In the end it was all very pathetic, as the Dominion had worded it. She stalked away marching right through the orange blood that had pooled and smeared across the floor. I laid there crying and sobbing for a long time. I’m not sure how long I was there, but I was never called upon to perform. Eventually I was dragged out of the palace and dumped on some beach. Why they hadn’t just threw me into the sea I couldn’t guess. I would have welcomed the cool water pouring down my windpipe.

But like before when I found myself on the beach after the barrel, I got up and pushed forward. I started to walk and walk. I never seemed to stay stopped for long.

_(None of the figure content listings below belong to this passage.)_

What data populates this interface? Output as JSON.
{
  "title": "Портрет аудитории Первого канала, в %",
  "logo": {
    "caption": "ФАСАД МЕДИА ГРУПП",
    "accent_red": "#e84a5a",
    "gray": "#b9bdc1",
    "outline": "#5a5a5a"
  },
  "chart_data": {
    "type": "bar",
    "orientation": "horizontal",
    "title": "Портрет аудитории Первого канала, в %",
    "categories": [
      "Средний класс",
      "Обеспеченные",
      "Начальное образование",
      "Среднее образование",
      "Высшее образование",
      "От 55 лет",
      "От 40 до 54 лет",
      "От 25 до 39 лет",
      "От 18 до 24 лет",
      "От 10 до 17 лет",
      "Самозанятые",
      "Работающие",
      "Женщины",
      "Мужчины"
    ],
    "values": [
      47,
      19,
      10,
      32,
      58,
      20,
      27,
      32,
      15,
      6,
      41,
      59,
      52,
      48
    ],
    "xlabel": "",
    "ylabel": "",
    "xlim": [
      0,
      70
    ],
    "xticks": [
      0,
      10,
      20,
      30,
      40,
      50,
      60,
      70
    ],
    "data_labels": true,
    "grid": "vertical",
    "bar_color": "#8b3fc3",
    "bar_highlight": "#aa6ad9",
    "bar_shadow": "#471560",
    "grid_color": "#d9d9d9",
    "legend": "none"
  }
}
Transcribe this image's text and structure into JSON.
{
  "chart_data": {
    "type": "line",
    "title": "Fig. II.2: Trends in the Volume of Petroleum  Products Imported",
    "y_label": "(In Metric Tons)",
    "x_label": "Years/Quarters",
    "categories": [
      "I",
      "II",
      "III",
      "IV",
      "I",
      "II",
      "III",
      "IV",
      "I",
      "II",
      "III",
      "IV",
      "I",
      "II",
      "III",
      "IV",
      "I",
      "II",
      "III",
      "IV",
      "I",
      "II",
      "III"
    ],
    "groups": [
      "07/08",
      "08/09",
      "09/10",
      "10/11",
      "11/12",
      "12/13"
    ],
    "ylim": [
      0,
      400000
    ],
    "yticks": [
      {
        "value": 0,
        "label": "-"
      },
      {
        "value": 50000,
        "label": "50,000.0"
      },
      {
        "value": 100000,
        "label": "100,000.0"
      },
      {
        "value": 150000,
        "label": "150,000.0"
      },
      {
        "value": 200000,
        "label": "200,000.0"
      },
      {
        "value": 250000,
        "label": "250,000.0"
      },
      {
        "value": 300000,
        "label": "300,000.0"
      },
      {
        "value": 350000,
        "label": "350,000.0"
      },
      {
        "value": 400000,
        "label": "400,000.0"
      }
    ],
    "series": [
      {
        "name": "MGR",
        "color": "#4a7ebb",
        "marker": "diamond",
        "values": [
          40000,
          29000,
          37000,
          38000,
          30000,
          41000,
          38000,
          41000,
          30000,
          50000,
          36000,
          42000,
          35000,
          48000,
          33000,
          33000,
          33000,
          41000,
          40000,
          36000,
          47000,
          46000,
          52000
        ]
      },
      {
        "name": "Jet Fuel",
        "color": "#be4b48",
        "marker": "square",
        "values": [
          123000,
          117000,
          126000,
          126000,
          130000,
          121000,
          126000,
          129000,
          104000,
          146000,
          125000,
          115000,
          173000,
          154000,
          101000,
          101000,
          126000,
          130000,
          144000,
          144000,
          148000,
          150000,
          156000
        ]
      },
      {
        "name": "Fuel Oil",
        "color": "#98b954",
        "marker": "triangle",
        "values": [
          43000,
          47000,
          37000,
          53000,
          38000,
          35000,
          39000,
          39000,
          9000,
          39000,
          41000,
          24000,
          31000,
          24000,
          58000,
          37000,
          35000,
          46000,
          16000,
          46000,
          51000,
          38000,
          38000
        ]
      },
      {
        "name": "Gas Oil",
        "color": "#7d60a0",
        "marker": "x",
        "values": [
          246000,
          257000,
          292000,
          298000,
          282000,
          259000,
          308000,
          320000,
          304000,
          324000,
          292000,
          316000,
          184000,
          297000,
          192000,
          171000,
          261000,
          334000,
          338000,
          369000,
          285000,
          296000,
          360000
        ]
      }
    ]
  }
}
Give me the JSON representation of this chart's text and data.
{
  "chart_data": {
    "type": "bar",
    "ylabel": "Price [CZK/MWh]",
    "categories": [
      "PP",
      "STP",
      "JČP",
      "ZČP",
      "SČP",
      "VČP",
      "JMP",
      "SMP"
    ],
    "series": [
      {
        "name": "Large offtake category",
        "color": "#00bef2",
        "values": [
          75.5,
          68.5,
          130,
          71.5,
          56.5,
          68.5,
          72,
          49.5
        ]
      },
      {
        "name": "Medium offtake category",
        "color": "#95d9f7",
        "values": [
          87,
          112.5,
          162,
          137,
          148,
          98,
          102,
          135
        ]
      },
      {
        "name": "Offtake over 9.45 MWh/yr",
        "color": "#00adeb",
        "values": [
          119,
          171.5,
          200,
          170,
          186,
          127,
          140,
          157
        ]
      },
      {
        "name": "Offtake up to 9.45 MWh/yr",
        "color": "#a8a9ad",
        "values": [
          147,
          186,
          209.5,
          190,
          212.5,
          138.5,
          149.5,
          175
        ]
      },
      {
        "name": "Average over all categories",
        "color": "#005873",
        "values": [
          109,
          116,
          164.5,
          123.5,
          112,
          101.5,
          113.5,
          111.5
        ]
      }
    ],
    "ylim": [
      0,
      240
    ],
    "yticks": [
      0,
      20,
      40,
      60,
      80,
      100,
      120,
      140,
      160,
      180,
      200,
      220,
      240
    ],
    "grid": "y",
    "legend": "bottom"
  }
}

As I walked across Alternia I had plenty of time to think. The words of the Dominion echoed in my head of Eastgrip’s action. It wasn’t until many sweeps later that I realized what Eastgrip had done that night he threw me into the barrel. He had placed a magnetic point on me using his physic powers. He had used that to push me towards land so I wasn’t cast out to float in the sea. He had kept that magnetic point. He had never let it go while he was floating in a tank of fishbeast ripping him apart. When he had been brought together at the Regalant’s palace he knew it was I. He could sense the magnetic point that he had placed on me.


I was no longer Goldgaze. I was no longer the Gatherer. I no long searched for the lost history of my race. I no longer felt romance whether it be pale or dark. I had become the Tealtear. I had become the Wanderer.

But I write I stop long enough to write these words. Maybe there will be another Gatherer, another young troll out there determined to find the history that was once lost. I do not doubt the Empress will deem the actions of the rebels as traitors to the empire. These words are alone cause for high treason marked as heretical.

I do not wish for my history to be lost. All history needs to be told.